1
Yorum
3
Beğeni
4,7
Puan
1340
Okunma
yağmurdan aldığın sözü, usulca suya bırakmanın alışkanlığı oldu hayat.
sırf bir rüyayı gülümsetmek için.
ben bu gece yaşamıştım
sabahın ağzına çıkarken,diyebilmenin zorunluluğu..
oysa
ben o sabahların mağrur sesiyle uyandım hep,
hazır bavul yalnızlıklarıyla
gidecektim aslında suları yüzümde uyandırmadan
şarkısını
yıkamadan rüyalarımın
kalmayacaktım
kimsenin tasında
kimse söylemeyecekti beni rüzgara
dilemeyecekti bir daha tutunmak için kırılan dallarımı..
dünyanın kapısını defalarca çalmış bir yüzden bahsediyorum çocuk sayıklamasıyla
diyorum artık
içimden çıkan yollara söyleyin
ezilen kalbimi
yoruldum,yoruldum cümle bulup kendimi su üstünde tutmaktan..

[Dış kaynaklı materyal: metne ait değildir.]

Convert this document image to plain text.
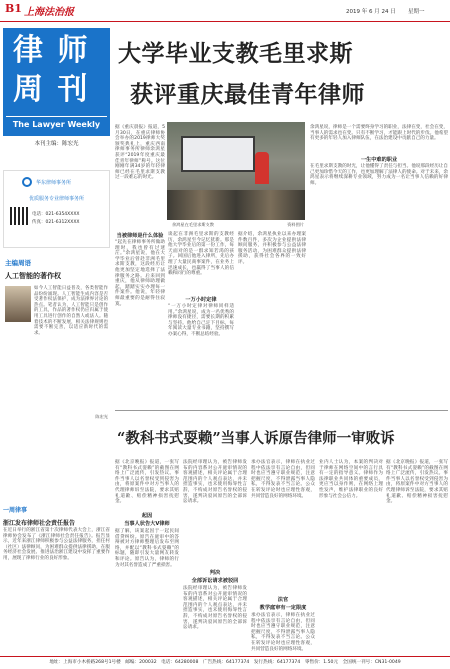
B1 上海法治报	2019 年 6 月 24 日 星期一
律 师
周 刊
The Lawyer Weekly
本刊主编：陈宏光
华东律师事务所
优质服务专业律师事务所
电话：021-6354XXXX
传真：021-6312XXXX
大学毕业支教毛里求斯
获评重庆最佳青年律师
余鸿星在毛里求斯支教	资料图片
据《重庆晨报》报道，5月30日，在重庆律师协会举办的2019律师大奖颁奖典礼上，重庆西南律师事务所律师余鸿星获评“2019年度重庆最佳青年律师”称号。这位刚刚年满34岁的年轻律师已经在毛里求斯支教过一段难忘的时光。
当被律师是什么体验
“起先在律师事务所做助理时，我也曾有过迷茫。”余鸿星说，他在大学毕业后曾赴非洲毛里求斯支教，这段经历让他更加坚定地选择了法律服务之路。后来回到重庆，他从律师助理做起，踏踏实实办理每一件案件。他说，年轻律师最重要的是耐得住寂寞。
谈起在非洲毛里求斯的支教经历，余鸿星至今记忆犹新。那是他大学毕业后的第一份工作，每天面对的是一群求知若渴的孩子。回国后他进入律所，先后办理了大量民商事案件，在业务上迅速成长，也赢得了当事人的信赖和同行的尊重。
一万小时定律
“一万小时定律对律师同样适用。”余鸿星说，成为一名优秀的律师没有捷径，需要长期的积累与坚持。他给自己定下目标，每年阅读大量专业书籍，坚持撰写办案心得，不断总结经验。
据介绍，余鸿星执业以来办理案件数百件，多次为企业提供法律顾问服务，并积极参与公益法律服务活动，为困难群众提供法律援助，获得社会各界的一致好评。
余鸿星说，律师是一个需要终身学习的职业，法律在变，社会在变，当事人的需求也在变。只有不断学习，才能跟上时代的步伐。他希望有更多的年轻人加入律师队伍，在法治建设中贡献自己的力量。
一生中难的职业
在毛里求斯支教的时光，让他懂得了责任与担当。他说那段经历让自己更加珍惜今天的工作，也更加理解了法律人的使命。对于未来，余鸿星表示将继续深耕专业领域，努力成为一名让当事人信赖的好律师。
主编周语
人工智能的著作权
如今人工智能日益普及，各类智能作品纷纷涌现。人工智能生成内容是否受著作权法保护，成为法律界讨论的热点。笔者认为，人工智能只是创作的工具，作品的著作权仍应归属于使用工具进行创作的自然人或法人。随着技术的不断发展，相关法律规则也需要不断完善，以适应新时代的需求。
陈宏光
一周律事
浙江发布律师社会责任报告
在近日举行的浙江省第十次律师代表大会上，浙江省律师协会发布了《浙江律师社会责任报告》。报告显示，近年来浙江律师积极参与公益法律服务，担任村（社区）法律顾问，为困难群众提供法律援助，在服务经济社会发展、推进法治浙江建设中发挥了重要作用，展现了律师行业的良好形象。
“教科书式耍赖”当事人诉原告律师一审败诉
据《北京晚报》报道，一张写有“教科书式耍赖”的截图在网络上广泛流传，引发热议。事件当事人以名誉权受到侵害为由，将原案件中对方当事人的代理律师诉至法院，要求其赔礼道歉、赔偿精神损害抚慰金。
起因
当事人状告大V律师
据了解，该案起因于一起民间借贷纠纷。原告在庭审中的答辩被对方律师整理后发布至网络，并配以“教科书式耍赖”的标题，随即引发大量网友转发和评论。原告认为，律师的行为对其名誉造成了严重损害。
判决
全部诉讼请求被驳回
法院经审理认为，被告律师发布的内容系对公开庭审情况的客观描述，相关评论属于合理范围内的个人观点表达，并未捏造事实，也未使用侮辱性言辞，不构成对原告名誉权的侵害，遂判决驳回原告的全部诉讼请求。
法院经审理认为，被告律师发布的内容系对公开庭审情况的客观描述，相关评论属于合理范围内的个人观点表达，并未捏造事实，也未使用侮辱性言辞，不构成对原告名誉权的侵害，遂判决驳回原告的全部诉讼请求。
承办法官表示，律师在执业过程中依法享有言论自由，但同时也应当遵守职业规范，注意把握尺度，不得泄露当事人隐私，不得发表不当言论。公众在转发评论时也应理性客观，共同营造良好的网络环境。
法官
教学庭审有一定限度
承办法官表示，律师在执业过程中依法享有言论自由，但同时也应当遵守职业规范，注意把握尺度，不得泄露当事人隐私，不得发表不当言论。公众在转发评论时也应理性客观，共同营造良好的网络环境。
业内人士认为，本案的判决对于律师在网络空间中的言行具有一定的指导意义。律师作为法律职业共同体的重要成员，更应当以身作则，在网络上理性发声，维护法律职业的良好形象与社会公信力。
据《北京晚报》报道，一张写有“教科书式耍赖”的截图在网络上广泛流传，引发热议。事件当事人以名誉权受到侵害为由，将原案件中对方当事人的代理律师诉至法院，要求其赔礼道歉、赔偿精神损害抚慰金。
地址：上海市小木桥路268号1号楼　邮编：200032　电话：64280008　广告热线：64177374　发行热线：64177374　零售价：1.50元　全国统一刊号：CN31-0049
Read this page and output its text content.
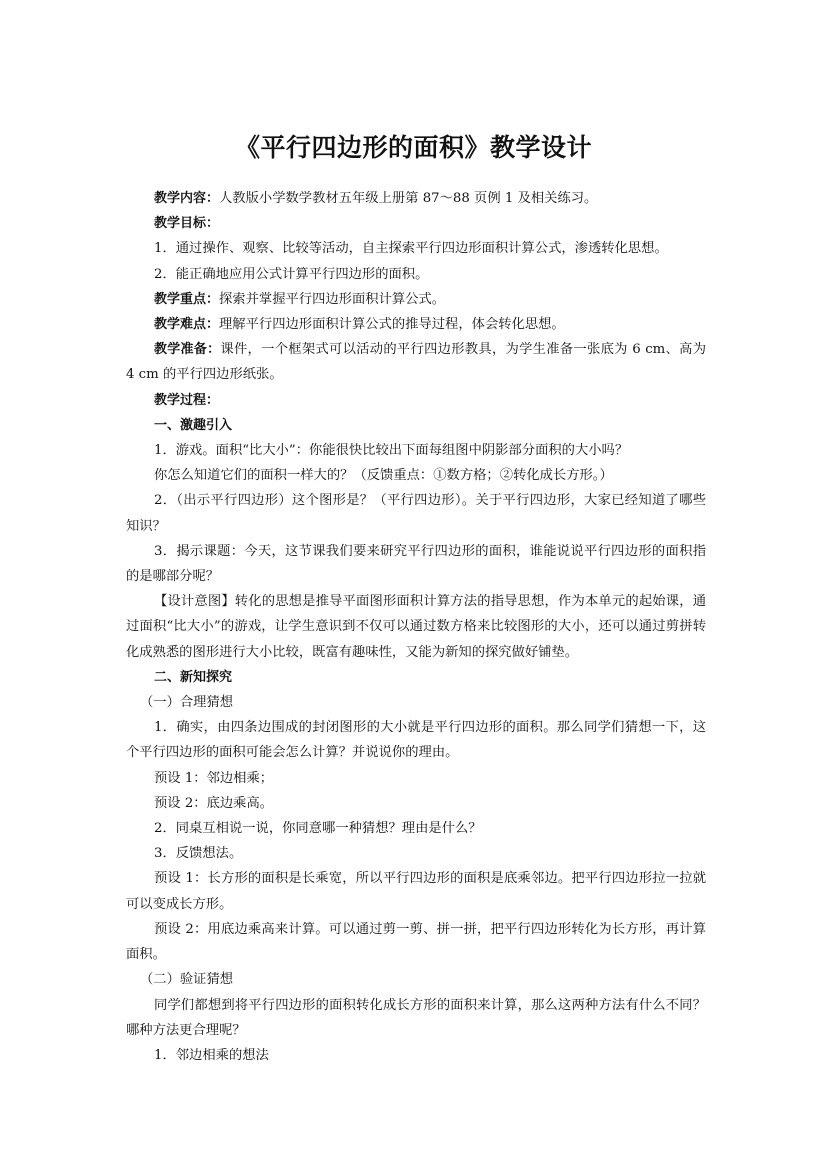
《平行四边形的面积》教学设计

教学内容：人教版小学数学教材五年级上册第 87～88 页例 1 及相关练习。

教学目标：

1．通过操作、观察、比较等活动，自主探索平行四边形面积计算公式，渗透转化思想。

2．能正确地应用公式计算平行四边形的面积。

教学重点：探索并掌握平行四边形面积计算公式。

教学难点：理解平行四边形面积计算公式的推导过程，体会转化思想。

教学准备：课件，一个框架式可以活动的平行四边形教具，为学生准备一张底为 6 cm、高为 4 cm 的平行四边形纸张。

教学过程：

一、激趣引入

1．游戏。面积“比大小”：你能很快比较出下面每组图中阴影部分面积的大小吗？

你怎么知道它们的面积一样大的？（反馈重点：①数方格；②转化成长方形。）

2．（出示平行四边形）这个图形是？（平行四边形）。关于平行四边形，大家已经知道了哪些知识？

3．揭示课题：今天，这节课我们要来研究平行四边形的面积，谁能说说平行四边形的面积指的是哪部分呢？

【设计意图】转化的思想是推导平面图形面积计算方法的指导思想，作为本单元的起始课，通过面积“比大小”的游戏，让学生意识到不仅可以通过数方格来比较图形的大小，还可以通过剪拼转化成熟悉的图形进行大小比较，既富有趣味性，又能为新知的探究做好铺垫。

二、新知探究

（一）合理猜想

1．确实，由四条边围成的封闭图形的大小就是平行四边形的面积。那么同学们猜想一下，这个平行四边形的面积可能会怎么计算？并说说你的理由。

预设 1：邻边相乘；

预设 2：底边乘高。

2．同桌互相说一说，你同意哪一种猜想？理由是什么？

3．反馈想法。

预设 1：长方形的面积是长乘宽，所以平行四边形的面积是底乘邻边。把平行四边形拉一拉就可以变成长方形。

预设 2：用底边乘高来计算。可以通过剪一剪、拼一拼，把平行四边形转化为长方形，再计算面积。

（二）验证猜想

同学们都想到将平行四边形的面积转化成长方形的面积来计算，那么这两种方法有什么不同？哪种方法更合理呢？

1．邻边相乘的想法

çoğu kez harf atadım,tayin etmek için
kendimi sardım sarı zarflara.
çok beklemiş kenarların ızdırabı hep döndü bana..
uzun cümleler de kurdum
yol yaptım
yanlışa yürüdüler
birer birer.
ayakları kesildi duraklarda
ama benim ellerim kırıldı bütün doğrularda.
diliyorum şimdi
tırnak arasında uzamadan,uzun uzun kalmayı..

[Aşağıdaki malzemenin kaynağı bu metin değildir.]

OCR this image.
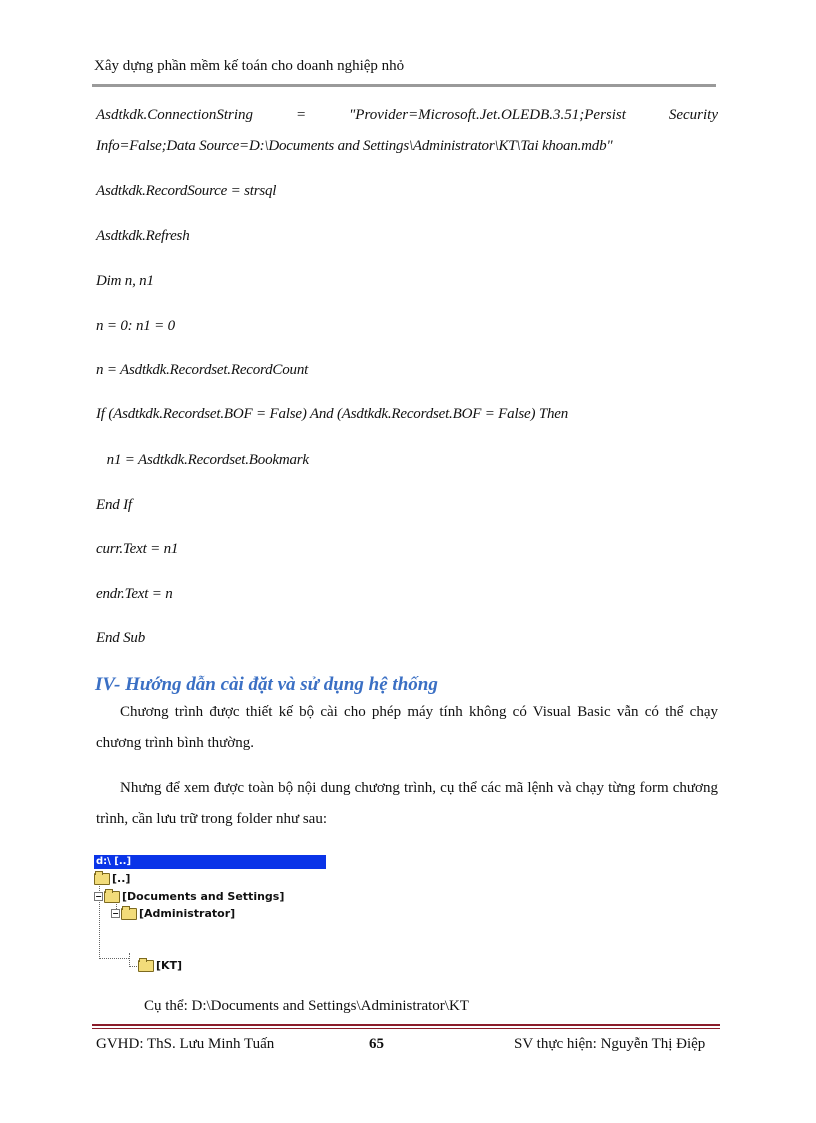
Xây dựng phần mềm kế toán cho doanh nghiệp nhỏ
Asdtkdk.ConnectionString	=	"Provider=Microsoft.Jet.OLEDB.3.51;Persist	Security
Info=False;Data Source=D:\Documents and Settings\Administrator\KT\Tai khoan.mdb"
Asdtkdk.RecordSource = strsql
Asdtkdk.Refresh
Dim n, n1
n = 0: n1 = 0
n = Asdtkdk.Recordset.RecordCount
If (Asdtkdk.Recordset.BOF = False) And (Asdtkdk.Recordset.BOF = False) Then
n1 = Asdtkdk.Recordset.Bookmark
End If
curr.Text = n1
endr.Text = n
End Sub
IV- Hướng dẫn cài đặt và sử dụng hệ thống
Chương trình được thiết kế bộ cài cho phép máy tính không có Visual Basic vẫn có thể chạy chương trình bình thường.
Nhưng để xem được toàn bộ nội dung chương trình, cụ thể các mã lệnh và chạy từng form chương trình, cần lưu trữ trong folder như sau:
d:\ [..]
[..]
− [Documents and Settings]
− [Administrator]
[KT]
Cụ thể: D:\Documents and Settings\Administrator\KT
GVHD: ThS. Lưu Minh Tuấn	65	SV thực hiện: Nguyễn Thị Điệp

gördüm dünya telaşının nasıl kuyuma indiğini
nasıl ki gençliğimi yüzümü kanata kanata tuttuğumla.
döndüm
yazabileceğim en uzun şiiri yazdım..
’bir kadının alnı ve çenesi dövüldü benimle
günün ortasında
kederle yoğrulup mıhlandık bu soysuz dünyaya...’
/ yüksel batu
5.0
67% (2)
4.0
33% (1)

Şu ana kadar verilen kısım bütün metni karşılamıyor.